Terus terang, saya baru mendengar nama perusahaan itu. Saya tak tahu dengan Aisyah. Tetapi, kami mengangguk-angguk.
Kami juga diberitahukan soal data survei Bank Indonesia (BI). Kalau soal ini, saya sempat akrab. Data statistik bank sentral, sering saya tuliskan dalam bentuk berita. Mulai dari dana pihak ketiga, total kucuran kredit bank hingga sektor apa saja yang paling banyak dibiayai melalui pinjaman. Dalam situs BI, survei yang menyangkut properti salah satunya terkait dengan tingkat hunian hotel atau dominasi Kredit Pemilikan Rumah dalam pembiayaan rumah.

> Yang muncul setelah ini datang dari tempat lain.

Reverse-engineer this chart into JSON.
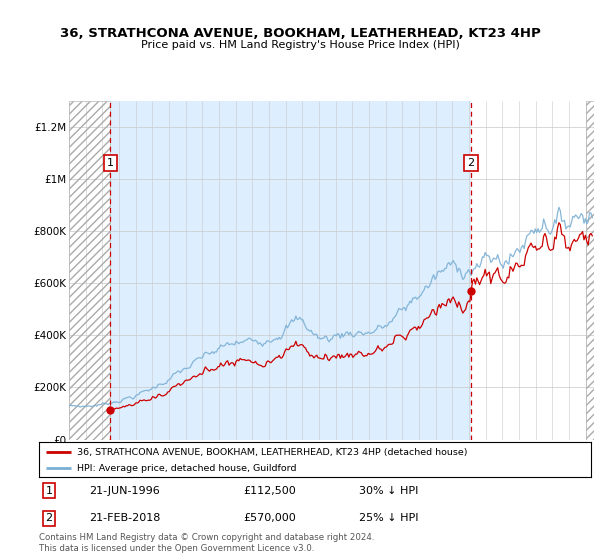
{
  "title": "36, STRATHCONA AVENUE, BOOKHAM, LEATHERHEAD, KT23 4HP",
  "subtitle": "Price paid vs. HM Land Registry's House Price Index (HPI)",
  "legend_label_red": "36, STRATHCONA AVENUE, BOOKHAM, LEATHERHEAD, KT23 4HP (detached house)",
  "legend_label_blue": "HPI: Average price, detached house, Guildford",
  "annotation1_date": "21-JUN-1996",
  "annotation1_price": "£112,500",
  "annotation1_hpi": "30% ↓ HPI",
  "annotation2_date": "21-FEB-2018",
  "annotation2_price": "£570,000",
  "annotation2_hpi": "25% ↓ HPI",
  "footer": "Contains HM Land Registry data © Crown copyright and database right 2024.\nThis data is licensed under the Open Government Licence v3.0.",
  "vline1_x": 1996.47,
  "vline2_x": 2018.13,
  "point1_x": 1996.47,
  "point1_y": 112500,
  "point2_x": 2018.13,
  "point2_y": 570000,
  "ylim": [
    0,
    1300000
  ],
  "xlim": [
    1994.0,
    2025.5
  ],
  "red_color": "#cc0000",
  "blue_color": "#7aafd4",
  "vline_color": "#cc0000",
  "hatch_bg_color": "#e8e8e8",
  "light_blue_bg": "#ddeeff",
  "yticks": [
    0,
    200000,
    400000,
    600000,
    800000,
    1000000,
    1200000
  ],
  "ytick_labels": [
    "£0",
    "£200K",
    "£400K",
    "£600K",
    "£800K",
    "£1M",
    "£1.2M"
  ]
}
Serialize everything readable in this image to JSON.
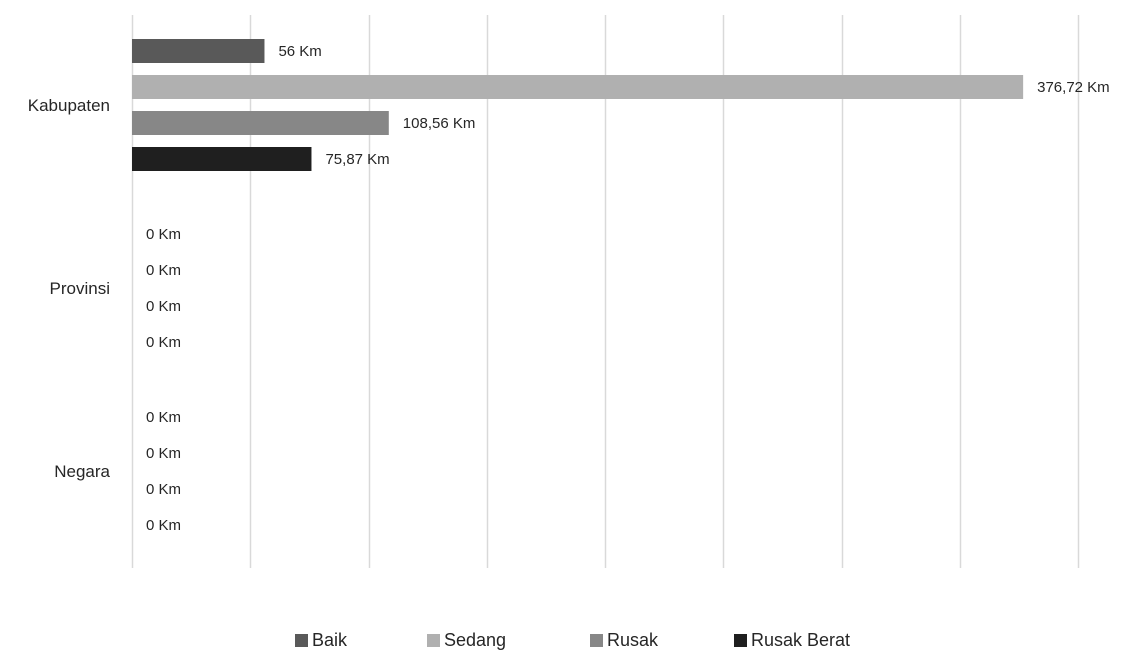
{
  "chart_data": {
    "type": "bar",
    "orientation": "horizontal",
    "categories": [
      "Kabupaten",
      "Provinsi",
      "Negara"
    ],
    "series": [
      {
        "name": "Baik",
        "color": "#595959",
        "values": [
          56,
          0,
          0
        ],
        "labels": [
          "56 Km",
          "0 Km",
          "0 Km"
        ]
      },
      {
        "name": "Sedang",
        "color": "#b0b0b0",
        "values": [
          376.72,
          0,
          0
        ],
        "labels": [
          "376,72 Km",
          "0 Km",
          "0 Km"
        ]
      },
      {
        "name": "Rusak",
        "color": "#878787",
        "values": [
          108.56,
          0,
          0
        ],
        "labels": [
          "108,56 Km",
          "0 Km",
          "0 Km"
        ]
      },
      {
        "name": "Rusak Berat",
        "color": "#1f1f1f",
        "values": [
          75.87,
          0,
          0
        ],
        "labels": [
          "75,87 Km",
          "0 Km",
          "0 Km"
        ]
      }
    ],
    "xlim": [
      0,
      400
    ],
    "grid": "vertical",
    "legend": "bottom-center"
  }
}
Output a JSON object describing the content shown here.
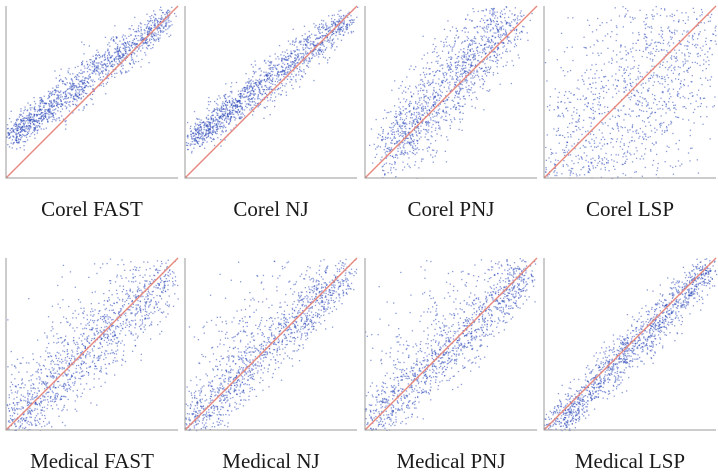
{
  "colors": {
    "points": "#2a47b8",
    "diagonal": "#e8897f",
    "axes": "#9a9a9a"
  },
  "chart_data": [
    {
      "type": "scatter",
      "title": "Corel FAST",
      "xlim": [
        0,
        1
      ],
      "ylim": [
        0,
        1
      ],
      "grid": false,
      "diagonal": true,
      "trend": {
        "from": [
          0.03,
          0.25
        ],
        "to": [
          0.95,
          0.94
        ]
      },
      "spread": 0.045,
      "skew": "lower-left"
    },
    {
      "type": "scatter",
      "title": "Corel NJ",
      "xlim": [
        0,
        1
      ],
      "ylim": [
        0,
        1
      ],
      "grid": false,
      "diagonal": true,
      "trend": {
        "from": [
          0.03,
          0.22
        ],
        "to": [
          0.95,
          0.93
        ]
      },
      "spread": 0.045,
      "skew": "lower-left"
    },
    {
      "type": "scatter",
      "title": "Corel PNJ",
      "xlim": [
        0,
        1
      ],
      "ylim": [
        0,
        1
      ],
      "grid": false,
      "diagonal": true,
      "trend": {
        "from": [
          0.12,
          0.15
        ],
        "to": [
          0.85,
          0.95
        ]
      },
      "spread": 0.09,
      "skew": "none"
    },
    {
      "type": "scatter",
      "title": "Corel LSP",
      "xlim": [
        0,
        1
      ],
      "ylim": [
        0,
        1
      ],
      "grid": false,
      "diagonal": true,
      "trend": {
        "from": [
          0.1,
          0.05
        ],
        "to": [
          0.9,
          0.85
        ]
      },
      "spread": 0.22,
      "skew": "none"
    },
    {
      "type": "scatter",
      "title": "Medical FAST",
      "xlim": [
        0,
        1
      ],
      "ylim": [
        0,
        1
      ],
      "grid": false,
      "diagonal": true,
      "trend": {
        "from": [
          0.0,
          0.0
        ],
        "to": [
          0.95,
          0.9
        ]
      },
      "spread": 0.08,
      "skew": "upper-left"
    },
    {
      "type": "scatter",
      "title": "Medical NJ",
      "xlim": [
        0,
        1
      ],
      "ylim": [
        0,
        1
      ],
      "grid": false,
      "diagonal": true,
      "trend": {
        "from": [
          0.0,
          0.0
        ],
        "to": [
          0.95,
          0.92
        ]
      },
      "spread": 0.06,
      "skew": "upper-left-strong"
    },
    {
      "type": "scatter",
      "title": "Medical PNJ",
      "xlim": [
        0,
        1
      ],
      "ylim": [
        0,
        1
      ],
      "grid": false,
      "diagonal": true,
      "trend": {
        "from": [
          0.0,
          0.0
        ],
        "to": [
          0.95,
          0.9
        ]
      },
      "spread": 0.06,
      "skew": "upper-left-strong"
    },
    {
      "type": "scatter",
      "title": "Medical LSP",
      "xlim": [
        0,
        1
      ],
      "ylim": [
        0,
        1
      ],
      "grid": false,
      "diagonal": true,
      "trend": {
        "from": [
          0.03,
          0.0
        ],
        "to": [
          0.97,
          0.95
        ]
      },
      "spread": 0.05,
      "skew": "none"
    }
  ]
}
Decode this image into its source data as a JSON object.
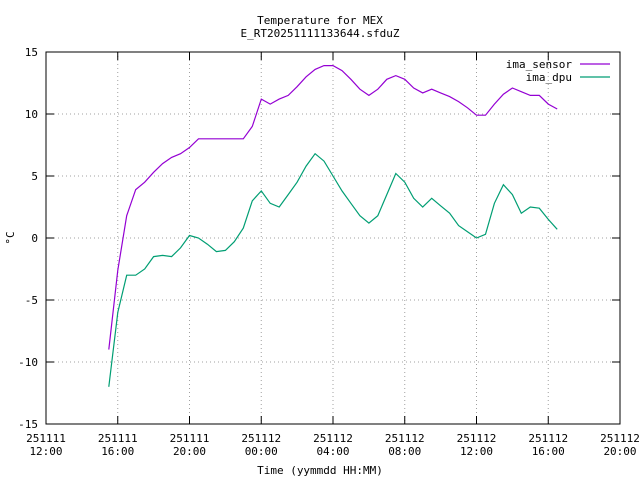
{
  "chart_data": {
    "type": "line",
    "title": "Temperature for MEX",
    "subtitle": "E_RT20251111133644.sfduZ",
    "xlabel": "Time (yymmdd HH:MM)",
    "ylabel": "°C",
    "x": [
      "251111 15:30",
      "251111 16:00",
      "251111 16:30",
      "251111 17:00",
      "251111 17:30",
      "251111 18:00",
      "251111 18:30",
      "251111 19:00",
      "251111 19:30",
      "251111 20:00",
      "251111 20:30",
      "251111 21:00",
      "251111 21:30",
      "251111 22:00",
      "251111 22:30",
      "251111 23:00",
      "251111 23:30",
      "251112 00:00",
      "251112 00:30",
      "251112 01:00",
      "251112 01:30",
      "251112 02:00",
      "251112 02:30",
      "251112 03:00",
      "251112 03:30",
      "251112 04:00",
      "251112 04:30",
      "251112 05:00",
      "251112 05:30",
      "251112 06:00",
      "251112 06:30",
      "251112 07:00",
      "251112 07:30",
      "251112 08:00",
      "251112 08:30",
      "251112 09:00",
      "251112 09:30",
      "251112 10:00",
      "251112 10:30",
      "251112 11:00",
      "251112 11:30",
      "251112 12:00",
      "251112 12:30",
      "251112 13:00",
      "251112 13:30",
      "251112 14:00",
      "251112 14:30",
      "251112 15:00",
      "251112 15:30",
      "251112 16:00",
      "251112 16:30"
    ],
    "series": [
      {
        "name": "ima_sensor",
        "color": "#9400d3",
        "values": [
          -9,
          -2.6,
          1.8,
          3.9,
          4.5,
          5.3,
          6,
          6.5,
          6.8,
          7.3,
          8,
          8,
          8,
          8,
          8,
          8,
          9,
          11.2,
          10.8,
          11.2,
          11.5,
          12.2,
          13,
          13.6,
          13.9,
          13.9,
          13.5,
          12.8,
          12,
          11.5,
          12,
          12.8,
          13.1,
          12.8,
          12.1,
          11.7,
          12,
          11.7,
          11.4,
          11,
          10.5,
          9.9,
          9.9,
          10.8,
          11.6,
          12.1,
          11.8,
          11.5,
          11.5,
          10.8,
          10.4
        ]
      },
      {
        "name": "ima_dpu",
        "color": "#009e73",
        "values": [
          -12,
          -6,
          -3,
          -3,
          -2.5,
          -1.5,
          -1.4,
          -1.5,
          -0.8,
          0.2,
          0,
          -0.5,
          -1.1,
          -1,
          -0.3,
          0.8,
          3,
          3.8,
          2.8,
          2.5,
          3.5,
          4.5,
          5.8,
          6.8,
          6.2,
          5,
          3.8,
          2.8,
          1.8,
          1.2,
          1.8,
          3.5,
          5.2,
          4.5,
          3.2,
          2.5,
          3.2,
          2.6,
          2,
          1,
          0.5,
          0,
          0.3,
          2.8,
          4.3,
          3.5,
          2,
          2.5,
          2.4,
          1.5,
          0.7
        ]
      }
    ],
    "xlim": [
      "251111 12:00",
      "251112 20:00"
    ],
    "xticks": [
      "251111 12:00",
      "251111 16:00",
      "251111 20:00",
      "251112 00:00",
      "251112 04:00",
      "251112 08:00",
      "251112 12:00",
      "251112 16:00",
      "251112 20:00"
    ],
    "ylim": [
      -15,
      15
    ],
    "yticks": [
      -15,
      -10,
      -5,
      0,
      5,
      10,
      15
    ],
    "grid": true,
    "legend": "top-right"
  }
}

Kami pun berdiskusi soal rumah murah yang diusung Kementerian Perumahan Rakyat. Dari sana, saya memahami bahwa kebutuhan rumah setiap tahunnya semakin meningkat namun pasokan tak pernah cukup. Data kementerian menyebutkan, kekurangan pasokan atau backlog perumahan mencapai sedikitnya 8,9 juta pada 2009 dan kian bertambah. Paling tidak setiap tahun pasokan perumahan harus mencapai 700 ribu-800 ribu unit. Tetapi hal ini tak pernah bisa tercapai.
Apa masalahnya?
Dalam sebuah wawancara, peneliti masalah perkotaan Universitas Indonesia Andrinof Chaniago mengatakan salah satu soal adalah pemerintah terlalu memfasilitasi para pengembang swasta untuk membangun hunian mewah. Tetapi, melupakan perumahan rakyat. Padahal, lanjut Andrinof, perumahan merupakan hak setiap warga negara namun tak terurus dengan baik.
“Ini dimulai dari sistem pertanahan di Indonesia sangat liberal.”
“Maksudnya?”
“Pemerintah tak berani membatasi kepemilikan lahan swasta dalam rangka penyediaan perumahan. Tanah bisa dikuasai oleh pihak lain seluas-luasnya.”
“Apakah hal ini berpengaruh pada backlog?”
“Selama belum ada perubahan kebijakan soal tanah dan kemauan politik yang kuat. Kekurangan pasokan perumahan tak pernah bisa diatasi.”
Wawancara dengan Andrinof sedikitnya mengokohkan hipotesa yang saya bangun sejauh ini. Terutama soal tanah dan konflik yang menyertainya. Catatan lama kembali terngiang: perusahaan pertambangan dan kelapa sawit. Bagi saya, mereka ibarat raksasa penghancur yang haus mendapatkan lahan demi perluasan bisnis. Ada penggusuran. Kekerasan psikologis. Penembakan. Tetapi, celakanya saham mereka tetap diburu. Dan masalah properti, rupanya tak jauh-jauh dengan soal perebutan tanah.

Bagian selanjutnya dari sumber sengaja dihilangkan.